On Sunday, I went to look at the Christmas lights with some family who were in Cork for the day. Twinkling lights, Christmas jumpers and bobbing horses on the carousel couldn't obscure the human tragedy that we are literally tripping over on our streets.

After passing at least five people in a five-minute walk I bent to give a few euro to a guy sitting on Patrick Street, and asked him how he was. His response? "Someone robbed my tent".


Somebody, probably somebody else to whom a tent is the difference between a dry night and a night of wet, cold, wakefulness, took his tent.

He was angry, but more than anything, he was gutted. We all work hard to keep our heads above water, but Ian spends hours every day walking out of the city to find somewhere safe to pitch his tent.

I promised him we'd try and get him sorted through the radio show I work on, but as I walked back to the bus stop I remembered that I had bought my husband a tent a few years ago that was never used.

When I got home I found it, and a few other bits and pieces, packed up some stew that had been in the slow cooker all day.

I then drove down a glittering street, through hordes of happy families, and pulled, to run over and give Ian the few bits I'd found.

I apologised that I couldn't help him more, but what I was really apologising for was the sheer bloody luck that put me where I am and not where he is.

I was apologising for the privilege that gave me a stable family and a roof over my head and a dog that has a better life than Ian does.

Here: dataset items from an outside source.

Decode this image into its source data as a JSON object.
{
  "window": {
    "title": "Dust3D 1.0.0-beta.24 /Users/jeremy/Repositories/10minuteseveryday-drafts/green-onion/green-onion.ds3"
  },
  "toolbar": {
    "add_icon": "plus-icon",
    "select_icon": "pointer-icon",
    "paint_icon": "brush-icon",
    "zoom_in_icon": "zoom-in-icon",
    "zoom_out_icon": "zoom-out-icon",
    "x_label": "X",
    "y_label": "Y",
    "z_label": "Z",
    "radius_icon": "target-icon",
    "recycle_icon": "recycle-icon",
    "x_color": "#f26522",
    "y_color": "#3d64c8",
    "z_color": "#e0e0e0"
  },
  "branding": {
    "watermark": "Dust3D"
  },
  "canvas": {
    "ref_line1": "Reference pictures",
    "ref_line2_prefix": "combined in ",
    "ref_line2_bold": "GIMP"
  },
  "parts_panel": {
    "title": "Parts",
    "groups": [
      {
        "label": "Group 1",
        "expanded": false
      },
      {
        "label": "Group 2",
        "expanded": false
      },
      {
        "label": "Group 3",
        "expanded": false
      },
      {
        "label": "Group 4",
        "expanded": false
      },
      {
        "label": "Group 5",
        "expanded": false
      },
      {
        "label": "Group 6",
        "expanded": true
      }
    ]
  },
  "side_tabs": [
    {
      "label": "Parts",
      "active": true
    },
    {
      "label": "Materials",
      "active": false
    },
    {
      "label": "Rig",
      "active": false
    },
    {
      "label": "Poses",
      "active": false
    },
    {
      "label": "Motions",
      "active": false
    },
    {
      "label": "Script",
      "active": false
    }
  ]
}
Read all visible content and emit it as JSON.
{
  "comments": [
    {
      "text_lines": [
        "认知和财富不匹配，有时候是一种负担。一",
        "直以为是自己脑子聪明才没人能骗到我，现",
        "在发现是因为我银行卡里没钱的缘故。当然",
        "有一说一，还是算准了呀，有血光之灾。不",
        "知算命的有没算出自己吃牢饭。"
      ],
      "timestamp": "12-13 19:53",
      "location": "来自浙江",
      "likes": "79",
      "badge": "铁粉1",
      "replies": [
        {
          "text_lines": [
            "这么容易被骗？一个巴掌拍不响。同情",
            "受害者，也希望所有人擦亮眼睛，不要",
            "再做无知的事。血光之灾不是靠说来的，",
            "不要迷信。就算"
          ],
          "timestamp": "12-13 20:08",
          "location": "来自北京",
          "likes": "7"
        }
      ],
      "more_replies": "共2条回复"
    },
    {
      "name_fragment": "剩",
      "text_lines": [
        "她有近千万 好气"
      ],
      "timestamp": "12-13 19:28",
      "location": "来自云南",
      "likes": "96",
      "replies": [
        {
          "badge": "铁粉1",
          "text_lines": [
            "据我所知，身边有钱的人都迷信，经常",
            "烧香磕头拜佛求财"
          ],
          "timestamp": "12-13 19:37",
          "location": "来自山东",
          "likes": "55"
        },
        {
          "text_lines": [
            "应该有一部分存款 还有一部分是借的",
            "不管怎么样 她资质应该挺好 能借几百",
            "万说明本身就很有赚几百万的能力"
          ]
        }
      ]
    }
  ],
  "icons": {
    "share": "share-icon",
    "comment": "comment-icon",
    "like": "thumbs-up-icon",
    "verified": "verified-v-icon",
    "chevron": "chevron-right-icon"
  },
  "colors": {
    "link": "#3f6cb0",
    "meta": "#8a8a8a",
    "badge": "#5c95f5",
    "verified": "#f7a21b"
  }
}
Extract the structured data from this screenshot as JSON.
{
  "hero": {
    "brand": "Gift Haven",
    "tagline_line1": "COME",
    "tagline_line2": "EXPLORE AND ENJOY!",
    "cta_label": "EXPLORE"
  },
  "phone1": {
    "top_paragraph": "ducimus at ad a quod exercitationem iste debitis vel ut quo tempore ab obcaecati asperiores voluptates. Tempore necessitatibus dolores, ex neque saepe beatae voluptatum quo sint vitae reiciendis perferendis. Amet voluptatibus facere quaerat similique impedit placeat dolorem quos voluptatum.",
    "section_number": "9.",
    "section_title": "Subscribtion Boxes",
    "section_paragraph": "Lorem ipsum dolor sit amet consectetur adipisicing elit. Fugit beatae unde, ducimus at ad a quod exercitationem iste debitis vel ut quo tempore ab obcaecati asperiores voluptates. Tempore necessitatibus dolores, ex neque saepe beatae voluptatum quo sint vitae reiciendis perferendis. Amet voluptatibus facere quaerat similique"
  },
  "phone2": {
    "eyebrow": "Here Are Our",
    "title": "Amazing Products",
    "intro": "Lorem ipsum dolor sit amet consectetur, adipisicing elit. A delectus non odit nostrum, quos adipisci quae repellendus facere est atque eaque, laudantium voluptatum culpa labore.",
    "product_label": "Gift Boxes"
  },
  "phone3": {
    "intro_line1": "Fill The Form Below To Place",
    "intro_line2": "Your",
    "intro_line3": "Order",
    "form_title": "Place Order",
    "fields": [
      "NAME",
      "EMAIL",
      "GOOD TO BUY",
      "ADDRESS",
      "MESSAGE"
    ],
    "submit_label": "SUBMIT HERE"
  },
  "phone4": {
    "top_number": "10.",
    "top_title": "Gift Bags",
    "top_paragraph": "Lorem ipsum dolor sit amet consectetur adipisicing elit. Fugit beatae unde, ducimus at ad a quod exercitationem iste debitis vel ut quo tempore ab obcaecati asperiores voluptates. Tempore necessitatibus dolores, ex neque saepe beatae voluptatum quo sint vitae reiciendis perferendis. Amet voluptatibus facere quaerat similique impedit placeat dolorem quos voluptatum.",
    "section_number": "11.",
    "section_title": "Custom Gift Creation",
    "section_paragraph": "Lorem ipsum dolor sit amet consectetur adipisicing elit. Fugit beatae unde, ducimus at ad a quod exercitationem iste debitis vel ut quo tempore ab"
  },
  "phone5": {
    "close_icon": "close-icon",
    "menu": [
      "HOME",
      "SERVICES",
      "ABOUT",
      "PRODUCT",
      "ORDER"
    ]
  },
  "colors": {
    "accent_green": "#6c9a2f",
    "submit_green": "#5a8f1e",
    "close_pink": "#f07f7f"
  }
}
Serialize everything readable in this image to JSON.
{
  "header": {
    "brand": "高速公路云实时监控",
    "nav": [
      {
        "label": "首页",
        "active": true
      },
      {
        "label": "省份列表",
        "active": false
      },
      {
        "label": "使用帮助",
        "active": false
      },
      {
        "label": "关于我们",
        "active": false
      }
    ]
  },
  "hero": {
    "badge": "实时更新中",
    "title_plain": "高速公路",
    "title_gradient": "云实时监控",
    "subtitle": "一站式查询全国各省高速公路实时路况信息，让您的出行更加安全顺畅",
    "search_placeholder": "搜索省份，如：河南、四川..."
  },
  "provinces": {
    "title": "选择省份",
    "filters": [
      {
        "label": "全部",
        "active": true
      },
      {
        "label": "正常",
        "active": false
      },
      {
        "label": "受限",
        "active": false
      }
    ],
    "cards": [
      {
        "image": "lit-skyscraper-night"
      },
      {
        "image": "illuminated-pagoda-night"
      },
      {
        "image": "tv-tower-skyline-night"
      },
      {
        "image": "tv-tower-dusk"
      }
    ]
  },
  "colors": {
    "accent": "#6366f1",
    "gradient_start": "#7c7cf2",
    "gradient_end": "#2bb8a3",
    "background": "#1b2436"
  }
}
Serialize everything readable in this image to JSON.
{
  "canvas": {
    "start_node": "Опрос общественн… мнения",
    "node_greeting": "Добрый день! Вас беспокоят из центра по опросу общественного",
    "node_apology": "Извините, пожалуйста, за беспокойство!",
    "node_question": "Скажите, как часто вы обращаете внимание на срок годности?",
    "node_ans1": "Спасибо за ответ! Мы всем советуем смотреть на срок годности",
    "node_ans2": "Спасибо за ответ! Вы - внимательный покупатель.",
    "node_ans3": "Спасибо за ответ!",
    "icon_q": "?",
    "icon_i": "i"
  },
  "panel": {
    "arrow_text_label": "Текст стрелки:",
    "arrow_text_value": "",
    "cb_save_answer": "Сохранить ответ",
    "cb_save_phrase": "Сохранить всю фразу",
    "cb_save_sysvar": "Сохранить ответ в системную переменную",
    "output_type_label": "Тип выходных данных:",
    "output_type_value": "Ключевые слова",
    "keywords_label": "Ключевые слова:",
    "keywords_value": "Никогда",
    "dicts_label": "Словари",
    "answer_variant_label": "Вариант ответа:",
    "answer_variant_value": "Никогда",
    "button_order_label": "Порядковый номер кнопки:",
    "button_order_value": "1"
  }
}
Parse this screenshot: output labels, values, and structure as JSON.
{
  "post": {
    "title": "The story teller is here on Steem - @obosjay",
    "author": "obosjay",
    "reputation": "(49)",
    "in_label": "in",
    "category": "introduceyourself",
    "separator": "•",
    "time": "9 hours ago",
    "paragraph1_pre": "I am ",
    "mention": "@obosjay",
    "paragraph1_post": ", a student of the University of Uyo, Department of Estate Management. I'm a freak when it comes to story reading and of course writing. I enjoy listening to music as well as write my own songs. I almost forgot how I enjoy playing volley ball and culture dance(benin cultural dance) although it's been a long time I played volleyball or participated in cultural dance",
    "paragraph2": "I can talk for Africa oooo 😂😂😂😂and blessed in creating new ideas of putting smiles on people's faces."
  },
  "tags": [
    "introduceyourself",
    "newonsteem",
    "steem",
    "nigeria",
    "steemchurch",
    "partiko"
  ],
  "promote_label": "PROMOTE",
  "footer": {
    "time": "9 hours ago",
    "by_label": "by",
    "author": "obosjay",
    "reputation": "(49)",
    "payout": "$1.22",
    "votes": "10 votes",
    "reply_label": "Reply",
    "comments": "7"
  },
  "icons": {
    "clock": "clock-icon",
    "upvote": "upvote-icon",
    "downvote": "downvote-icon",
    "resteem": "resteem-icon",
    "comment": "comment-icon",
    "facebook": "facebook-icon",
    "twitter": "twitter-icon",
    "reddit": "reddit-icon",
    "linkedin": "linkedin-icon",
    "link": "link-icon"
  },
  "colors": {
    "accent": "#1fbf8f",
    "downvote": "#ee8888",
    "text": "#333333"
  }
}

He didn't care. For that few minutes he was the king of the world, and it broke my heart.

His eyes lit up when he saw the jacket I'd brought him. I apologised again. "What are you saying sorry for? You've given me a home! Not many 29 year olds can say they own their own home!" I'm 29, too.

I went to shake his hand, and wished him a happy Christmas. He gave me a hug. I said goodbye, turned to go, and then remembered the biscuits I had in my pocket.

I turned to hand them to him, and I couldn't meet his eye because there I was walking back to my warm car and my warm home and there he was with a cheap tent and a few biscuits and a hippy stew and he was king of the world for that few minutes.

As I walked back to my car, I passed three more young men sitting on the footpath.

Just the next day, we learned that Jonathan Corrie, sleeping rough in Dublin, had died right across the street from the Dáil.


Thousands of people have marched against Irish Water, and we are finally seeing people saying they've had enough.

Well, I've had enough. I don't mind paying the tax I pay and more if it means that there is a security net there for Ian and for Jonathan Corry and for the nameless, faceless, people I walk past every day whose eyes I cannot meet.

I don't mind paying it if I know that there is a safety net there for me, if in two pay cheques' time I lose my job and cannot keep up my mortgage repayments.

I don't mind paying it if it means that walking down the street is not a constant reminder of the absolute failure of our society to look after the people who fall through the cracks, out of the system, or out of mind even though they are constantly within sight.

There is a move afoot to make the December 10 water march a fundraiser for Simon, to show that this is not just about water, that it is about the kind of society we have and what our priorities are.

I hope that move succeeds, because while we are all distracted by Irish Water and I'm a Celebrity and Christmas shopping our society is crumbling, and, constantly distracted, we are allowing it to fall.